When I stopped blogging two years ago, I did not realize I would be away for two years. I was going through some challenges. I had a relationship that didn’t work out, lost some key people in my life, was confused about where I wanted to go professionally, was stuck personally, and realized I was super insecure. At the same time, it seemed everyone around me was growing and living extraordinary lives. This was devastating, to say the least. I was angry. I was bitter. I was broken.
I wasn’t angry because I was insecure, wasn’t bitter because life was going on without me, and wasn’t broken because I lost people along the way. I was angry, bitter, and broken because I thought I had worked enough to heal quickly and move on. I thought the medicines of forgiveness, faith, and fortitude would have allowed me to self-correct and overcome it. I have worked hard over the past decade to ensure I was ok. I knew life would continue to be a teacher and throw tests my way, but I thought I could navigate easily if I had the necessary tools.
I was in a rut for a couple of months, and shall I say it … depressed. All the while pretending that I had it all put together. It was a challenging time. I finally got tired of being angry, bitter, and broken. I decided to receive professional help. I started to see a therapist and explore the reason for my feelings (I plan to dive deeper into mental health help in future posts). It was hard work, and I sometimes wanted to quit, but the desire to feel better out-weighted my complacency. So I kept pushing, and I kept going.
As I kept pushing, I noticed that healing worked as long as I was actively healing. Whenever I thought about that relationship that did not work out or that friend who stopped talking to me, I got angry again. Every time I thought about being stuck, I became bitter again. I FELT BROKEN AGAIN whenever I thought about how I wasn’t moving forward. I learned it is not enough to simply heal. I must practice healing daily. The wounds I was experiencing kept reopening, and I had to treat them proactively.

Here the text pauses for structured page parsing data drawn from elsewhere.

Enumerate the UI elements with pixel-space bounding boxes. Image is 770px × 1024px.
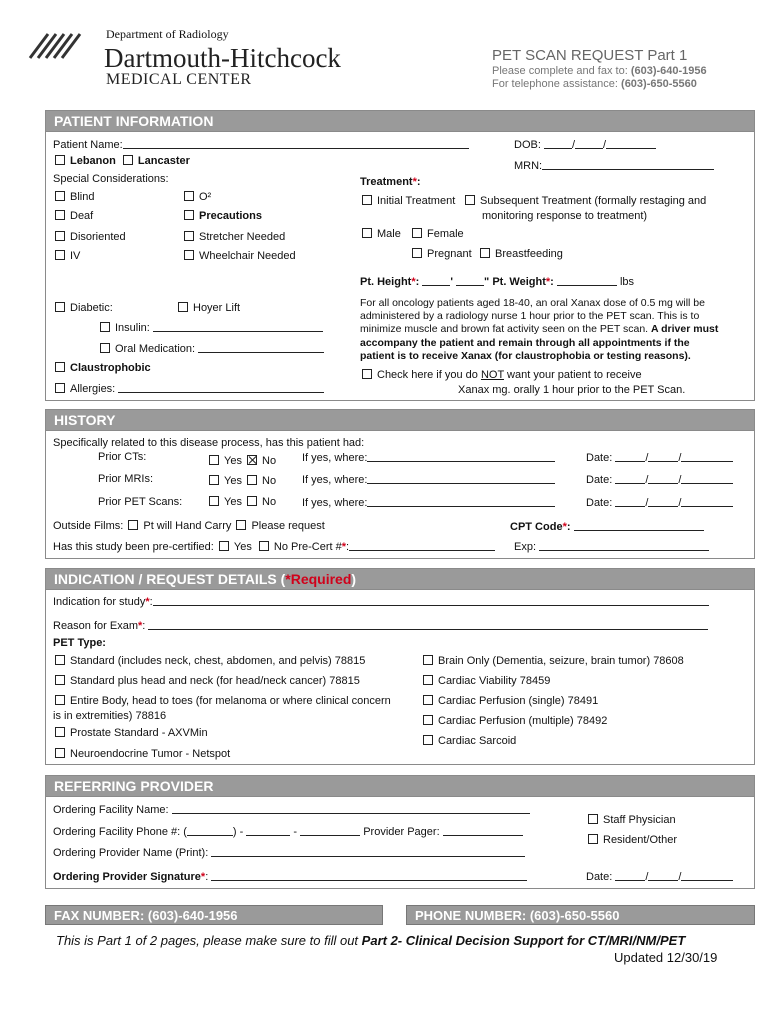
provider-date-field[interactable]: Date: / /	[586, 870, 733, 883]
special-considerations-label: Special Considerations:	[53, 173, 169, 185]
subsequent-treatment-option[interactable]: Subsequent Treatment (formally restaging and	[465, 195, 706, 207]
location-checkboxes[interactable]: Lebanon Lancaster	[55, 155, 190, 167]
prior-pet-date[interactable]: Date: / /	[586, 496, 733, 509]
claustrophobic-option[interactable]: Claustrophobic	[55, 362, 151, 374]
pet-head-neck-option[interactable]: Standard plus head and neck (for head/neck cancer) 78815	[55, 675, 360, 687]
staff-physician-option[interactable]: Staff Physician	[588, 814, 676, 826]
pet-neuroendocrine-option[interactable]: Neuroendocrine Tumor - Netspot	[55, 748, 230, 760]
dob-field[interactable]: DOB: / /	[514, 138, 656, 151]
pet-cardiac-sarcoid-option[interactable]: Cardiac Sarcoid	[423, 735, 516, 747]
history-intro: Specifically related to this disease process, has this patient had:	[53, 437, 365, 449]
exp-field[interactable]: Exp:	[514, 540, 709, 553]
cpt-code-field[interactable]: CPT Code*:	[510, 520, 704, 533]
xanax-optout-line2: Xanax mg. orally 1 hour prior to the PET Scan.	[458, 384, 686, 396]
patient-name-field[interactable]: Patient Name:	[53, 138, 469, 151]
disoriented-option[interactable]: Disoriented	[55, 231, 126, 243]
outside-films-row[interactable]: Outside Films: Pt will Hand Carry Please request	[53, 520, 325, 532]
pet-cardiac-viability-option[interactable]: Cardiac Viability 78459	[423, 675, 550, 687]
updated-date: Updated 12/30/19	[614, 950, 718, 965]
prior-mris-date[interactable]: Date: / /	[586, 473, 733, 486]
provider-name-field[interactable]: Ordering Provider Name (Print):	[53, 846, 525, 859]
treatment-label: Treatment*:	[360, 176, 421, 188]
pet-brain-option[interactable]: Brain Only (Dementia, seizure, brain tumor) 78608	[423, 655, 684, 667]
phone-instruction: For telephone assistance: (603)-650-5560	[492, 78, 697, 90]
pet-entire-body-line2: is in extremities) 78816	[53, 710, 167, 722]
pet-prostate-option[interactable]: Prostate Standard - AXVMin	[55, 727, 208, 739]
prior-mris-yesno[interactable]: Yes No	[209, 475, 276, 487]
prior-cts-label: Prior CTs:	[98, 451, 147, 463]
section-heading: PATIENT INFORMATION	[46, 111, 754, 132]
prior-mris-label: Prior MRIs:	[98, 473, 153, 485]
form-title: PET SCAN REQUEST Part 1	[492, 47, 688, 64]
xanax-notice: For all oncology patients aged 18-40, an oral Xanax dose of 0.5 mg will be administered by a radiology nurse 1 hour prior to the PET scan. This is to minimize muscle and brown fat activity seen on the PET scan. A driver must accompany the patient and remain through all appointments if the patient is to receive Xanax (for claustrophobia or testing reasons).	[360, 297, 719, 362]
reason-field[interactable]: Reason for Exam*:	[53, 619, 708, 632]
dhmc-logo-icon	[28, 28, 88, 62]
provider-signature-field[interactable]: Ordering Provider Signature*:	[53, 870, 527, 883]
resident-other-option[interactable]: Resident/Other	[588, 834, 677, 846]
precert-row[interactable]: Has this study been pre-certified: Yes No Pre-Cert #*:	[53, 540, 495, 553]
pet-cardiac-perfusion-single-option[interactable]: Cardiac Perfusion (single) 78491	[423, 695, 598, 707]
pregnant-option[interactable]: Pregnant	[412, 248, 472, 260]
pet-standard-option[interactable]: Standard (includes neck, chest, abdomen, and pelvis) 78815	[55, 655, 365, 667]
prior-cts-yesno[interactable]: Yes No	[209, 455, 276, 467]
iv-option[interactable]: IV	[55, 250, 80, 262]
insulin-option[interactable]: Insulin:	[100, 321, 323, 334]
fax-number-bar: FAX NUMBER: (603)-640-1956	[45, 905, 383, 925]
fax-instruction: Please complete and fax to: (603)-640-1956	[492, 65, 707, 77]
section-heading: INDICATION / REQUEST DETAILS (*Required)	[46, 569, 754, 590]
allergies-option[interactable]: Allergies:	[55, 382, 324, 395]
diabetic-option[interactable]: Diabetic:	[55, 302, 113, 314]
footer-note: This is Part 1 of 2 pages, please make sure to fill out Part 2- Clinical Decision Support for CT/MRI/NM/PET	[56, 933, 686, 948]
lancaster-checkbox[interactable]	[123, 155, 133, 165]
prior-cts-date[interactable]: Date: / /	[586, 451, 733, 464]
section-heading: REFERRING PROVIDER	[46, 776, 754, 797]
breastfeeding-option[interactable]: Breastfeeding	[480, 248, 563, 260]
initial-treatment-option[interactable]: Initial Treatment	[362, 195, 455, 207]
prior-cts-where[interactable]: If yes, where:	[302, 451, 555, 464]
indication-field[interactable]: Indication for study*:	[53, 595, 709, 608]
org-name: Dartmouth-Hitchcock	[104, 43, 341, 73]
hoyer-lift-option[interactable]: Hoyer Lift	[178, 302, 240, 314]
height-weight-field[interactable]: Pt. Height*: ' " Pt. Weight*: lbs	[360, 276, 635, 288]
pet-type-label: PET Type:	[53, 637, 106, 649]
lebanon-checkbox[interactable]	[55, 155, 65, 165]
o2-option[interactable]: O²	[184, 191, 211, 203]
facility-name-field[interactable]: Ordering Facility Name:	[53, 803, 530, 816]
precautions-option[interactable]: Precautions	[184, 210, 262, 222]
male-option[interactable]: Male	[362, 228, 401, 240]
subsequent-treatment-line2: monitoring response to treatment)	[482, 210, 648, 222]
prior-mris-where[interactable]: If yes, where:	[302, 473, 555, 486]
stretcher-option[interactable]: Stretcher Needed	[184, 231, 285, 243]
prior-pet-yesno[interactable]: Yes No	[209, 496, 276, 508]
blind-option[interactable]: Blind	[55, 191, 94, 203]
deaf-option[interactable]: Deaf	[55, 210, 93, 222]
department-label: Department of Radiology	[106, 27, 229, 41]
prior-pet-label: Prior PET Scans:	[98, 496, 183, 508]
oral-medication-option[interactable]: Oral Medication:	[100, 342, 324, 355]
pet-entire-body-option[interactable]: Entire Body, head to toes (for melanoma or where clinical concern	[55, 695, 391, 707]
prior-pet-where[interactable]: If yes, where:	[302, 496, 555, 509]
mrn-field[interactable]: MRN:	[514, 159, 714, 172]
xanax-optout-option[interactable]: Check here if you do NOT want your patient to receive	[362, 369, 642, 381]
wheelchair-option[interactable]: Wheelchair Needed	[184, 250, 296, 262]
facility-phone-field[interactable]: Ordering Facility Phone #: ( ) - - Provider Pager:	[53, 825, 523, 838]
female-option[interactable]: Female	[412, 228, 464, 240]
section-heading: HISTORY	[46, 410, 754, 431]
phone-number-bar: PHONE NUMBER: (603)-650-5560	[406, 905, 755, 925]
org-subname: MEDICAL CENTER	[106, 71, 252, 88]
pet-cardiac-perfusion-multiple-option[interactable]: Cardiac Perfusion (multiple) 78492	[423, 715, 607, 727]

Healing came from much prayer and meditation. Healing came from writing letters to myself and those I felt wronged me. Healing came from continuing to meet with my therapist. Healing came from my self-validation. Healing comes from correcting bad habits and behaviors. Healing came from committing to live a better life. Healing came from the motivation to leave where I was to get where I needed to be.
These acts are things I must practice daily. Every day, I try to heal from the day before. Many days it takes a lot of trial and error. Some days, I don’t want to pray about it. Some days I don’t want to be the bigger person. But I want to stay in the healthy place I’m in, so I force myself to practice all those noble acts and heal.
Until Next Time:
Let God’s Light Shine Within You and Through You!